Opinion - There's plenty to like about this World Cup squad.
It was telling that the majority of questions today launched at Steve Hansen weren't about the players who were in his 31-man World Cup squad, rather the ones that weren't. Yes, the dropping of Owen Franks is a bit of a shock.
The explanation around just whether Liam Squire is keen to play was confusing at best, and you have to feel that Ngani Laumape couldn't really have done much more to push an ultimately fruitless case.
But today, in the suitably darkened changing rooms of Eden Park, we got to finally confirm the men that will head to Japan in just under a fortnight's time to defend the World Cup.
All Black jerseys adorned the deep cubicles that the players sat in after the last time they played, content to sip from the Bledisloe Cup and look forward to whether they'd hear their name read for the trip to Japan. The surroundings were a lot more low key than the last World Cup squad naming four years ago.
That took place at Parliament and had the patronage of the then-Prime Minister.
Jacinda Ardern was admittedly on hand two Saturdays ago to hand over the Bledisloe Cup, but clearly NZ Rugby decided that an official government touch wasn't required this time around.
Even though in the end, the squad was pretty predictable, this was the most anticipation for a team naming in quite a while. As the names were read out, we waited as it went Read, Retallick, Savea, Smith, Smith ... then Ta'avao. There was a bit of a gasp.
Squire isn't going after all, despite reports to the contrary earlier in the week and some stunning form for Tasman in the Mitre 10 Cup. Hansen clarified that Squire is keen, but will only be used as a replacement if needed, so there's a story there but one that we're unlikely to get to the bottom of for a while yet probably.
Mobility was the key in Franks' exclusion, which means that the long-standing joke about him never scoring a try in an All Black jersey is actually now an accurate reflection on why he's on the outer. Joe Moody, who came out of nowhere to play a big role in the last World Cup campaign, now finds himself the most experienced prop with 40 caps.
Speaking of experience, there's the case of Luke Jacobson.
The Chiefs man has timed his run pretty much perfectly, shining in Super Rugby and doing more than Vaea Fifita and Shannon Frizell during the Rugby Championship. It's highly likely that Ardie Savea and Sam Cane will start at flanker for the big games, but Jacobson will probably end up with a decent workload by the end of the tournament.
Laumape is the unlucky one, but really injury was going to be the only thing keeping Sonny Bill Williams out of the team.
The last Bledisloe Cup game showed just how important he is for the All Blacks' game-plan, plus Ryan Crotty providing Hansen's backup plan means there's no place for the former Warrior. He can look forward to the next one, though, because neither Williams nor Crotty will be in his way in four years' time.

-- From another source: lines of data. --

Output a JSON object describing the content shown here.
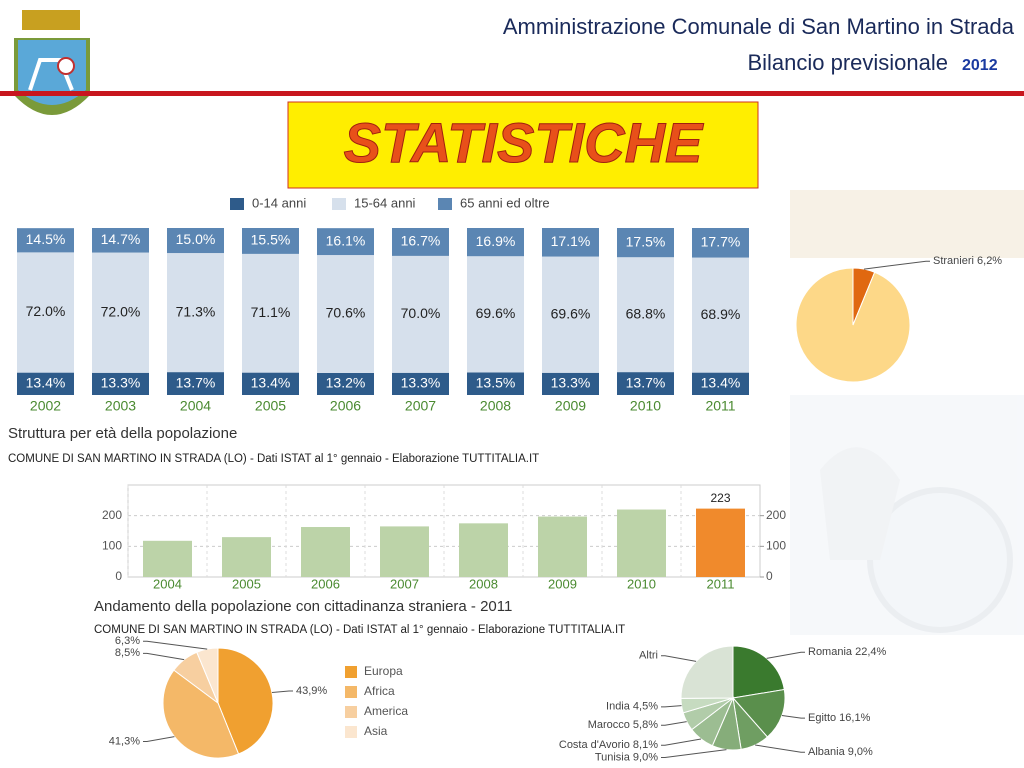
{
  "header": {
    "title": "Amministrazione Comunale di San Martino in Strada",
    "subtitle": "Bilancio previsionale",
    "year": "2012",
    "banner": "STATISTICHE"
  },
  "chart_data": [
    {
      "type": "stacked_bar",
      "title": "Struttura per età della popolazione",
      "subtitle": "COMUNE DI SAN MARTINO IN STRADA (LO) - Dati ISTAT al 1° gennaio - Elaborazione TUTTITALIA.IT",
      "categories": [
        "2002",
        "2003",
        "2004",
        "2005",
        "2006",
        "2007",
        "2008",
        "2009",
        "2010",
        "2011"
      ],
      "series": [
        {
          "name": "0-14 anni",
          "color": "#2e5b8a",
          "values": [
            13.4,
            13.3,
            13.7,
            13.4,
            13.2,
            13.3,
            13.5,
            13.3,
            13.7,
            13.4
          ],
          "value_labels": [
            "13.4%",
            "13.3%",
            "13.7%",
            "13.4%",
            "13.2%",
            "13.3%",
            "13.5%",
            "13.3%",
            "13.7%",
            "13.4%"
          ]
        },
        {
          "name": "15-64 anni",
          "color": "#d6e0ec",
          "values": [
            72.0,
            72.0,
            71.3,
            71.1,
            70.6,
            70.0,
            69.6,
            69.6,
            68.8,
            68.9
          ],
          "value_labels": [
            "72.0%",
            "72.0%",
            "71.3%",
            "71.1%",
            "70.6%",
            "70.0%",
            "69.6%",
            "69.6%",
            "68.8%",
            "68.9%"
          ]
        },
        {
          "name": "65 anni ed oltre",
          "color": "#5b86b3",
          "values": [
            14.5,
            14.7,
            15.0,
            15.5,
            16.1,
            16.7,
            16.9,
            17.1,
            17.5,
            17.7
          ],
          "value_labels": [
            "14.5%",
            "14.7%",
            "15.0%",
            "15.5%",
            "16.1%",
            "16.7%",
            "16.9%",
            "17.1%",
            "17.5%",
            "17.7%"
          ]
        }
      ],
      "ylim": [
        0,
        100
      ]
    },
    {
      "type": "bar",
      "title": "Andamento della popolazione con cittadinanza straniera - 2011",
      "subtitle": "COMUNE DI SAN MARTINO IN STRADA (LO) - Dati ISTAT al 1° gennaio - Elaborazione TUTTITALIA.IT",
      "categories": [
        "2004",
        "2005",
        "2006",
        "2007",
        "2008",
        "2009",
        "2010",
        "2011"
      ],
      "values": [
        118,
        130,
        163,
        165,
        175,
        197,
        220,
        223
      ],
      "value_labels": [
        null,
        null,
        null,
        null,
        null,
        null,
        null,
        "223"
      ],
      "colors": [
        "#bcd3a8",
        "#bcd3a8",
        "#bcd3a8",
        "#bcd3a8",
        "#bcd3a8",
        "#bcd3a8",
        "#bcd3a8",
        "#f08a2c"
      ],
      "ylim": [
        0,
        300
      ],
      "yticks": [
        0,
        100,
        200
      ],
      "y2lim": [
        0,
        300
      ],
      "y2ticks": [
        0,
        100,
        200
      ],
      "grid": true
    },
    {
      "type": "pie",
      "categories": [
        "Europa",
        "Africa",
        "America",
        "Asia"
      ],
      "values": [
        43.9,
        41.3,
        8.5,
        6.3
      ],
      "value_labels": [
        "43,9%",
        "41,3%",
        "8,5%",
        "6,3%"
      ],
      "colors": [
        "#f0a030",
        "#f4b868",
        "#f7cfa0",
        "#fbe6cf"
      ],
      "legend": "right"
    },
    {
      "type": "pie",
      "values": [
        22.4,
        16.1,
        9.0,
        9.0,
        8.1,
        5.8,
        4.5,
        25.1
      ],
      "value_labels": [
        "Romania 22,4%",
        "Egitto 16,1%",
        "Albania 9,0%",
        "Tunisia 9,0%",
        "Costa d'Avorio 8,1%",
        "Marocco 5,8%",
        "India 4,5%",
        "Altri"
      ],
      "colors": [
        "#3a7a2e",
        "#5a8f4c",
        "#6f9e62",
        "#86ad7a",
        "#9cbd92",
        "#b1cca9",
        "#c6dbc0",
        "#d9e3d5"
      ]
    },
    {
      "type": "pie",
      "values": [
        6.2,
        93.8
      ],
      "value_labels": [
        "Stranieri 6,2%",
        null
      ],
      "colors": [
        "#e06810",
        "#fdd888"
      ]
    }
  ]
}
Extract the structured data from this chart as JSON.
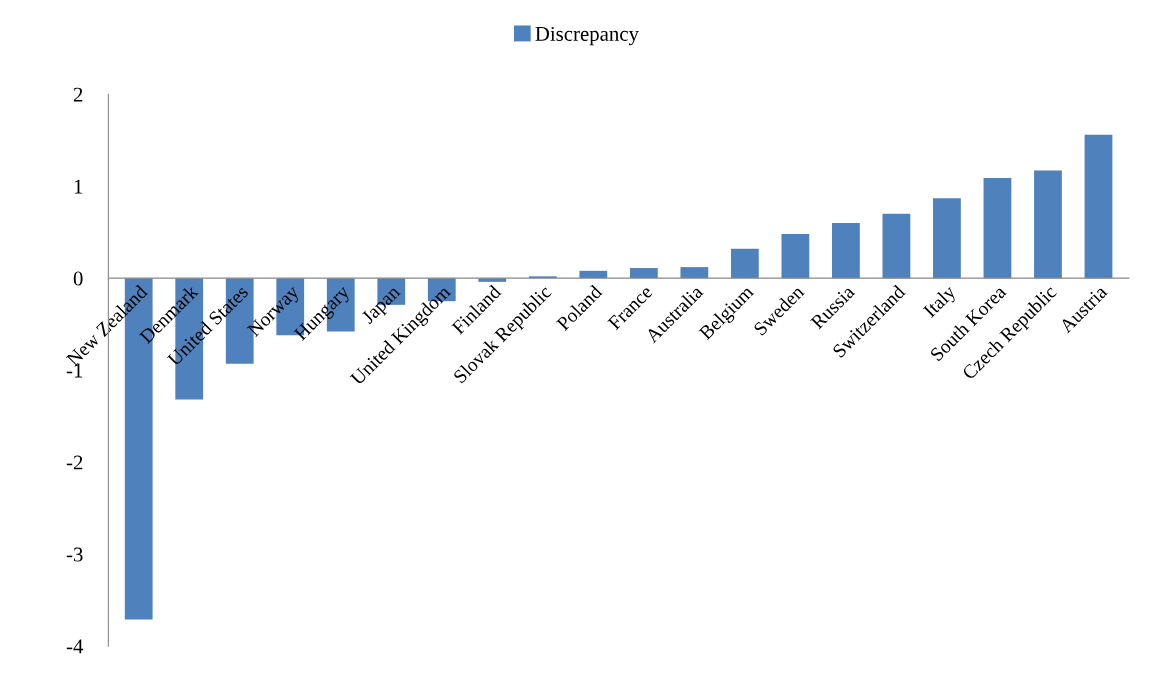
{
  "chart_data": {
    "type": "bar",
    "categories": [
      "New Zealand",
      "Denmark",
      "United States",
      "Norway",
      "Hungary",
      "Japan",
      "United Kingdom",
      "Finland",
      "Slovak Republic",
      "Poland",
      "France",
      "Australia",
      "Belgium",
      "Sweden",
      "Russia",
      "Switzerland",
      "Italy",
      "South Korea",
      "Czech Republic",
      "Austria"
    ],
    "series": [
      {
        "name": "Discrepancy",
        "color": "#4f81bd",
        "values": [
          -3.71,
          -1.32,
          -0.93,
          -0.62,
          -0.58,
          -0.29,
          -0.25,
          -0.04,
          0.02,
          0.08,
          0.11,
          0.12,
          0.32,
          0.48,
          0.6,
          0.7,
          0.87,
          1.09,
          1.17,
          1.56
        ]
      }
    ],
    "ylim": [
      -4,
      2
    ],
    "yticks": [
      -4,
      -3,
      -2,
      -1,
      0,
      1,
      2
    ],
    "grid": false,
    "legend": "top"
  }
}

The three Barrett brothers will play their part in the campaign, with Jordie confirmed as a potential emergency replacement at first five.

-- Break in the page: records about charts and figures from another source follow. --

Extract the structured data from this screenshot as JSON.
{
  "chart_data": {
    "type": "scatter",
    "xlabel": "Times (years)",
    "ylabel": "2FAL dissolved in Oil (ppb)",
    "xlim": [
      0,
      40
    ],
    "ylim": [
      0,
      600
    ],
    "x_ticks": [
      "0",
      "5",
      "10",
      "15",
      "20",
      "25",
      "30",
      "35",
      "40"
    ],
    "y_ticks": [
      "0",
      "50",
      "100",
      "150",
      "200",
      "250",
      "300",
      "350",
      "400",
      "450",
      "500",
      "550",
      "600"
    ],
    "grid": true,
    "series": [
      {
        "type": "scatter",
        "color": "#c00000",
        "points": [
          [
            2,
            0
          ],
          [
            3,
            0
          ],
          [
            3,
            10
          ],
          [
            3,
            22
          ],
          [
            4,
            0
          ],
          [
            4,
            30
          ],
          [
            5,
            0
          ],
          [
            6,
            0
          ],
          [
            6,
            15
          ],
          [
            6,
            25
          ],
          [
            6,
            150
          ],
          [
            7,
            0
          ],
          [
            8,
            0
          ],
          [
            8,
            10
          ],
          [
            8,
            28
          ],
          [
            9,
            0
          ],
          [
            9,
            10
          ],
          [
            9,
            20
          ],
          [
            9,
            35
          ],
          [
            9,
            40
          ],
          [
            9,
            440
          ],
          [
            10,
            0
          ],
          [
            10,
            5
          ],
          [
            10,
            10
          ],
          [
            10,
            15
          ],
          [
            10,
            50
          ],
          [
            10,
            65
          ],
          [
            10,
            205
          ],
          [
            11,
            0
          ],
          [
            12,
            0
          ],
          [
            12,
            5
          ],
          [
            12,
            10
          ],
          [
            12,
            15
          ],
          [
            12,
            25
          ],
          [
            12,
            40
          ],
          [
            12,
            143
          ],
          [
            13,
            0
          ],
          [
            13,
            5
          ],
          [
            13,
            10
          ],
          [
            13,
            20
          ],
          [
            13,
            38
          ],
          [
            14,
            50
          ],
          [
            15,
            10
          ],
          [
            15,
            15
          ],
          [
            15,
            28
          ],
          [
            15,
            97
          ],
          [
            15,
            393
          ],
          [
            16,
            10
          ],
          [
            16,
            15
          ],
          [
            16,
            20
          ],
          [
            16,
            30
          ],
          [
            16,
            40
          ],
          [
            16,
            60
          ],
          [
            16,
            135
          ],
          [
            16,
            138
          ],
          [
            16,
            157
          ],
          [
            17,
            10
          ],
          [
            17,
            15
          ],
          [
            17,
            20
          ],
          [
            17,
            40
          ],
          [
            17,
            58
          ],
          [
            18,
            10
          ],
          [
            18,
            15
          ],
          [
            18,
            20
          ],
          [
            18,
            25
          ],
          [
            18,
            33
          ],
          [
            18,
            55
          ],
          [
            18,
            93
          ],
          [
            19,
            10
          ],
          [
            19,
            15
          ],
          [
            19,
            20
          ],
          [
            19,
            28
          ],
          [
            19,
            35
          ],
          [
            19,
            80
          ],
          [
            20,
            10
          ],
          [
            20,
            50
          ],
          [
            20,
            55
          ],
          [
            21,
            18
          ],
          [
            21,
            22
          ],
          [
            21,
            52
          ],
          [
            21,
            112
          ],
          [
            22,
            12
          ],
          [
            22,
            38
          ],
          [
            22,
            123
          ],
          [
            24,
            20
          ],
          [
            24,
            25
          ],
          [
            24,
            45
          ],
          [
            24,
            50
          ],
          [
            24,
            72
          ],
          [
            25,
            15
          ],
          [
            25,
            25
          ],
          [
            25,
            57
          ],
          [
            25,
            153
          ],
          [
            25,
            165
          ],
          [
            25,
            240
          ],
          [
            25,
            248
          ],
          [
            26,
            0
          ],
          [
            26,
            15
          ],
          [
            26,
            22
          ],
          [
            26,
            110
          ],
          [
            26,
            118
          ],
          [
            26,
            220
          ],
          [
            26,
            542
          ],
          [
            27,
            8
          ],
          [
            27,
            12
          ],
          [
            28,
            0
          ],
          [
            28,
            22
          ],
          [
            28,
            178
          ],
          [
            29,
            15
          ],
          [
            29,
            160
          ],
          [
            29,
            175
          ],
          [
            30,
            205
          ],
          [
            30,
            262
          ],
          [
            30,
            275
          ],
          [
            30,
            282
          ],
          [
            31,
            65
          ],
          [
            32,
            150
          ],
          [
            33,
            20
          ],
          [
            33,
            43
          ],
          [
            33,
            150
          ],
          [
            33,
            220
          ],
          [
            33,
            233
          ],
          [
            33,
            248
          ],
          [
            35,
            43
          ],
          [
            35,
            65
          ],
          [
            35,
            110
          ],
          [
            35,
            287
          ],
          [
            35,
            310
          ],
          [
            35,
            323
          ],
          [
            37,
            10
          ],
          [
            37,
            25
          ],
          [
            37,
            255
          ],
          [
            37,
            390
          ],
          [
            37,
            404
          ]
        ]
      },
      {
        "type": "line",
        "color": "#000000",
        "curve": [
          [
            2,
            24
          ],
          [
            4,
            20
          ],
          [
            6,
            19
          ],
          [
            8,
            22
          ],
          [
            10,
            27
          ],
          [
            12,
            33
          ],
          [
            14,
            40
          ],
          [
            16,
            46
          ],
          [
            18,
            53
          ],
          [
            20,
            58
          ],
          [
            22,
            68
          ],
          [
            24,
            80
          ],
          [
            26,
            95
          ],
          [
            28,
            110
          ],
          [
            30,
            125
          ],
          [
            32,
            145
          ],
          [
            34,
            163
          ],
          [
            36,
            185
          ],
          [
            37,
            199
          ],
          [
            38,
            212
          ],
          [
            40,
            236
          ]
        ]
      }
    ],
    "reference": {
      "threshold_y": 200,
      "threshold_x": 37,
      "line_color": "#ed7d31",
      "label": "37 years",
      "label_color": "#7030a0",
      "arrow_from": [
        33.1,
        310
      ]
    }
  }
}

More likely, he's there to send over any crucial goals that are out of Beauden's or Richie Mo'unga's range when things start to get tight.
George Bridge and Sevu Reece are the double excitement package out wide.
Remember, four years ago Nehe Milner-Skudder was just some guy who had played a bit of league for the Bulldogs at the start of the Super Rugby season, then went on to score a try in the World Cup final. While both Bridge and Reece came into 2019 with slightly more established reputations, it would be some tale if either of them cemented themselves as All Black strike weapons by the end of the tournament.
So there it is, Aotearoa. The squad that will carry our hopes across the Pacific and hopefully return with the World Cup. All the conjecture can stop now, as we await the first whistle in Yokohama.